Be Love....Be Loved
What Does It Mean To Feel Treasured?
Something I’ve been thinking a lot these days as I go through some personal growth and watch the growth going on in society (or not)...
Is this idea of “being the right person.”
It’s easy to pick up a warped perception of who you, as a person, are “supposed to be.”
Whether it’s something your neighbor said or a widely held cultural belief, we’re all bombarded with these implicit standards of what’s acceptable and what’s not.
Maybe you can blend in, for the most part… but blending in means you aren’t seen.
Or maybe you don’t blend in at all, and standing out makes you “the other.” So you face a lifelong uphill battle full of constant rejection, silent or otherwise.
Either way, it’s easy to get wrapped up in pleasing other people… and our ability to do so, or not.
I do it, you’ve done it, we all do it.

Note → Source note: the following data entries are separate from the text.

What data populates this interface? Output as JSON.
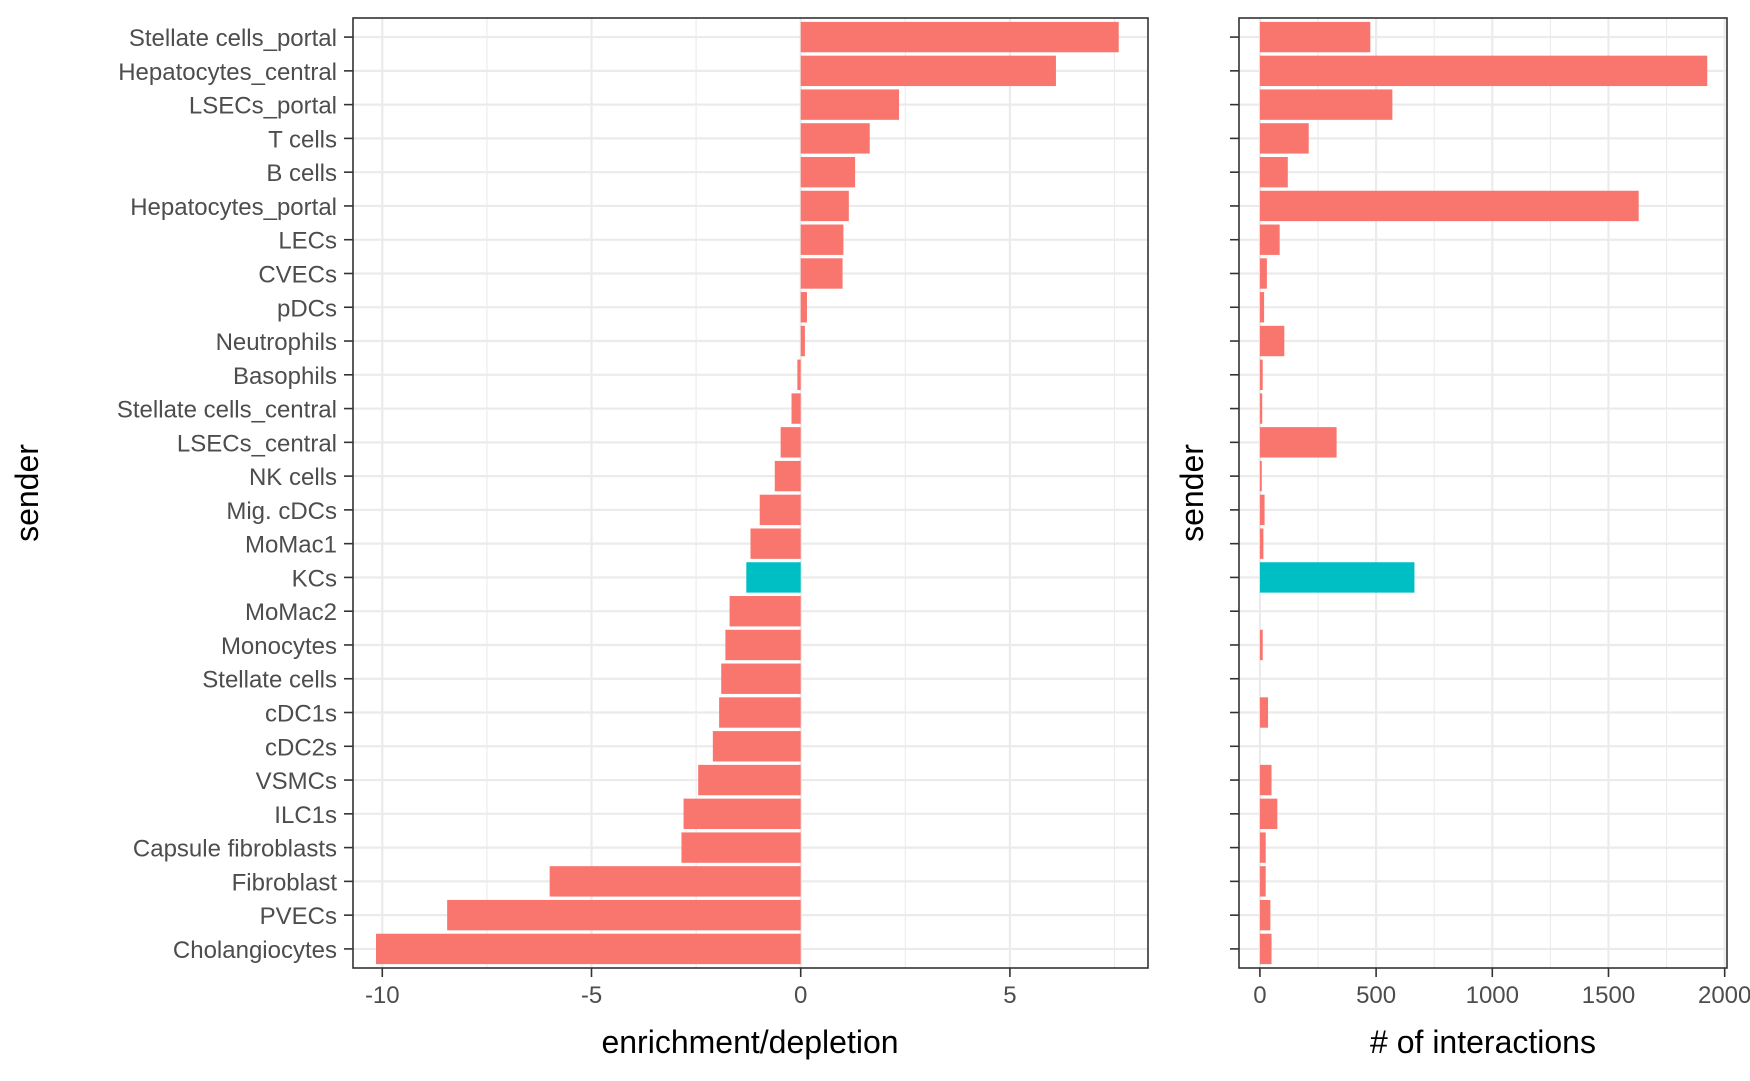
{
  "colors": {
    "positive": "#F8766D",
    "highlight": "#00BFC4",
    "grid": "#EBEBEB",
    "panel_border": "#333333",
    "tick_text": "#4D4D4D"
  },
  "chart_data": [
    {
      "type": "bar",
      "orientation": "horizontal",
      "xlabel": "enrichment/depletion",
      "ylabel": "sender",
      "xlim": [
        -10.7,
        8.3
      ],
      "xticks": [
        -10,
        -5,
        0,
        5
      ],
      "xtick_labels": [
        "-10",
        "-5",
        "0",
        "5"
      ],
      "grid": true,
      "categories": [
        "Stellate cells_portal",
        "Hepatocytes_central",
        "LSECs_portal",
        "T cells",
        "B cells",
        "Hepatocytes_portal",
        "LECs",
        "CVECs",
        "pDCs",
        "Neutrophils",
        "Basophils",
        "Stellate cells_central",
        "LSECs_central",
        "NK cells",
        "Mig. cDCs",
        "MoMac1",
        "KCs",
        "MoMac2",
        "Monocytes",
        "Stellate cells",
        "cDC1s",
        "cDC2s",
        "VSMCs",
        "ILC1s",
        "Capsule fibroblasts",
        "Fibroblast",
        "PVECs",
        "Cholangiocytes"
      ],
      "values": [
        7.6,
        6.1,
        2.35,
        1.65,
        1.3,
        1.15,
        1.02,
        1.0,
        0.15,
        0.1,
        -0.08,
        -0.22,
        -0.48,
        -0.62,
        -0.98,
        -1.2,
        -1.3,
        -1.7,
        -1.8,
        -1.9,
        -1.95,
        -2.1,
        -2.45,
        -2.8,
        -2.85,
        -6.0,
        -8.45,
        -10.15
      ],
      "highlight": "KCs"
    },
    {
      "type": "bar",
      "orientation": "horizontal",
      "xlabel": "# of interactions",
      "ylabel": "sender",
      "xlim": [
        -90,
        2010
      ],
      "xticks": [
        0,
        500,
        1000,
        1500,
        2000
      ],
      "xtick_labels": [
        "0",
        "500",
        "1000",
        "1500",
        "2000"
      ],
      "grid": true,
      "categories": [
        "Stellate cells_portal",
        "Hepatocytes_central",
        "LSECs_portal",
        "T cells",
        "B cells",
        "Hepatocytes_portal",
        "LECs",
        "CVECs",
        "pDCs",
        "Neutrophils",
        "Basophils",
        "Stellate cells_central",
        "LSECs_central",
        "NK cells",
        "Mig. cDCs",
        "MoMac1",
        "KCs",
        "MoMac2",
        "Monocytes",
        "Stellate cells",
        "cDC1s",
        "cDC2s",
        "VSMCs",
        "ILC1s",
        "Capsule fibroblasts",
        "Fibroblast",
        "PVECs",
        "Cholangiocytes"
      ],
      "values": [
        475,
        1925,
        570,
        210,
        120,
        1630,
        85,
        30,
        18,
        105,
        12,
        10,
        330,
        8,
        20,
        15,
        665,
        0,
        12,
        0,
        35,
        0,
        50,
        75,
        25,
        25,
        45,
        50
      ],
      "highlight": "KCs"
    }
  ]
}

It’s a part of being human, this instinct to look to others for validation and acceptance…
And the instinct to feel “less than” or unworthy when you don’t match up to these expectations.
But here’s the problem with this whole entire thing: In doing so… in participating in this culture of conditional acceptance… we are attempting to make ourselves something, or someone, we’re not.
This is the greatest tragedy of all… because every one of us has gifts to offer the world. But by acting like someone we aren’t, we’re minimizing--or even flat-out rejecting--these gifts.
And we all suffer as a result.
If you can be convinced that you should be like “somebody else” or you’re wrong, you have fallen for the great lie that’s been perpetuated over and over and over again since the beginning of time.
We all have.
But it’s a lie. And this lie needs to be dismantled, actively and consistently, if we’re ever going to have hope.
Having been conditioned to seek the approval of something (or someone) external our entire lives, it can be difficult to see our own inherent worth.
But if the lie is that you need the approval of others… then the truth is that you are accepted exactly as you are.
If no one else’s opinion about your worth or value matters, then you have true freedom to be yourself.
I told the team the other day that we humans were made to be love. We were made to have love infuse every thought, every action every cell in our bodies. This is something I cling to, not only as guidance for how I conduct myself and my business… but how I perceive myself and the others around me.
In Proverbs, the ancient book of wisdom, there’s a chapter that’s written in the voice of Divine Wisdom. At the end of this chapter, Wisdom tells us that it delights in mankind.
That means you. Me. All of us.
The Greatest Good in the universe takes delight in us… not because of how well we perform or assimilate… but simply because we exist.
What makes you valuable, and worthy, and deserving of love and acceptance, is who you are.
Not how you act. Not how you look. Not what you can do.
Just… who you are.
That’s enough. YOU are enough, just as you are.
If you want to experience the richness that life has to offer, then extend that same understanding to every person around you. My greatest hope is that, in doing so, we will begin to dismantle all the pain and lies that are so deeply entrenched… in our minds and in our societies.
What makes you valuable has nothing to do with what you do. What makes you valuable is who you are.
This is how you find yourself. This is how you find your people. And this is how you can be love in a world that so desperately needs it.